In Nath v Chemtob Moss Forman & Beyda, LLP 2024 NY Slip Op 05061 Decided on October 15, 2024 the Appellate Division, First Department affirmed denial of a CPLR 3211 motion in a divorce setting, and gave a terse but informing description of how the statute of limitations might be applied to multiple claims within a continuing representation analysis.

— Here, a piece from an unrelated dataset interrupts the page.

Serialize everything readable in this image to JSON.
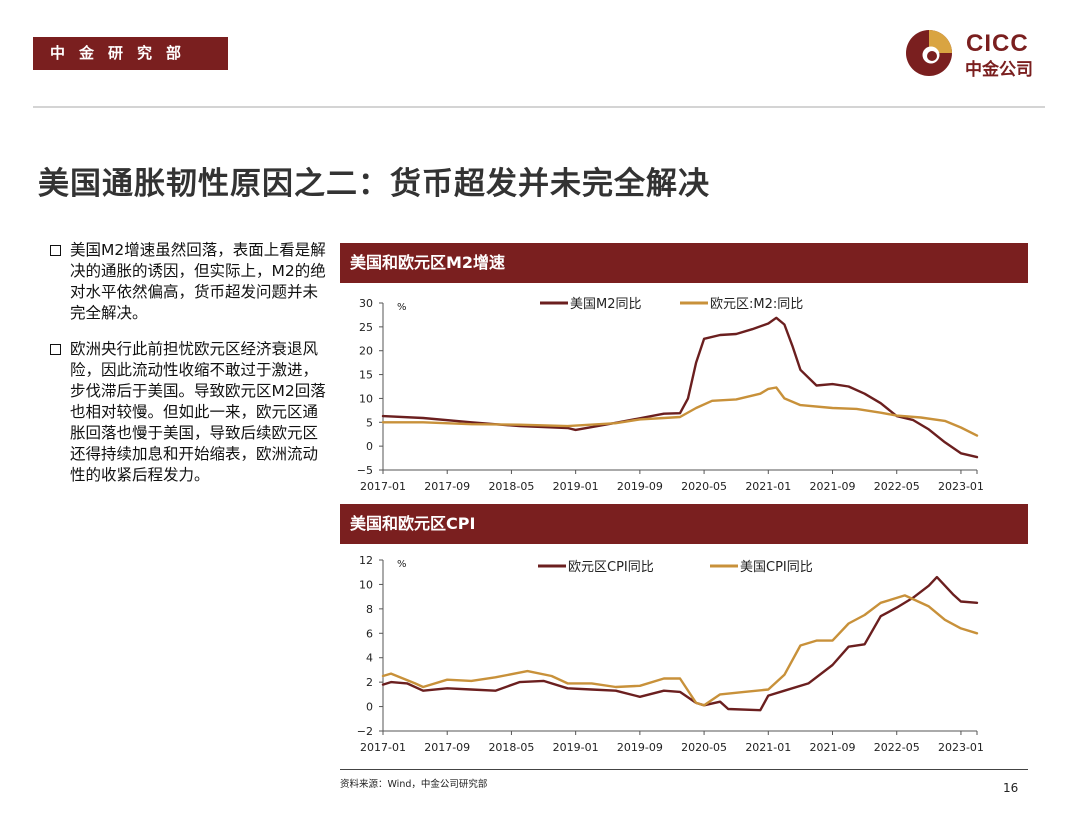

“Defendants represented plaintiff in a divorce proceeding in New York. She now alleges that defendants committed legal malpractice by failing to advise her to file for divorce in California, which distributes property in a manner that she alleges would have been more favorable to her. She further alleges that California had jurisdiction for commencement of a divorce on the basis of numerous documents showing that her then-husband’s main address was in San Francisco. At the motion to dismiss stage, pursuant to CPLR 3211(a)(7) (see generally Lieberman v Green, 139 AD3d 815, 816 [2d Dept 2016]), these allegations sufficiently state that defendants “failed to exercise the ordinary reasonable skill and knowledge commonly possessed by a member of the legal profession” and that their failure caused plaintiff to suffer “actual and ascertainable damages” (id. at 816-817 [internal quotation marks omitted]; see Escape Airports [USA], Inc. v Kent, Beatty & Gordon, LLP, 79 AD3d 437, 438 [1st Dept 2010]).”
“Plaintiff’s claims are not time-barred. So much of the claims as allege that defendants failed to request maintenance and legal fees in the divorce action accrued on December 23, 2019, when the divorce court granted defendants’ motion to withdraw as plaintiff’s counsel. Since plaintiff commenced the instant action on December 15, 2022, this branch of her malpractice [*2]claim is timely.
Plaintiff’s claim that defendants should have advised her to bring suit in California accrued at the earliest on September 11, 2019. Her claim that they should have introduced evidence to support her motion for exclusive occupancy of the marital residence accrued on November 14, 2019, when the divorce court denied that motion. The continuous representation doctrine does not extend beyond November 27, 2019, when defendants informed plaintiff that they could no longer represent her (see Ellison v Seltzer, 209 AD3d 522, 522 [1st Dept 2022]; RJR Mech. Inc. v Ruvoldt, 170 AD3d 515 [1st Dept 2019]). COVID tolling, however, renders these claims timely (see Murphy v Harris, 210 AD3d 410, 411 [1st Dept 2022]).”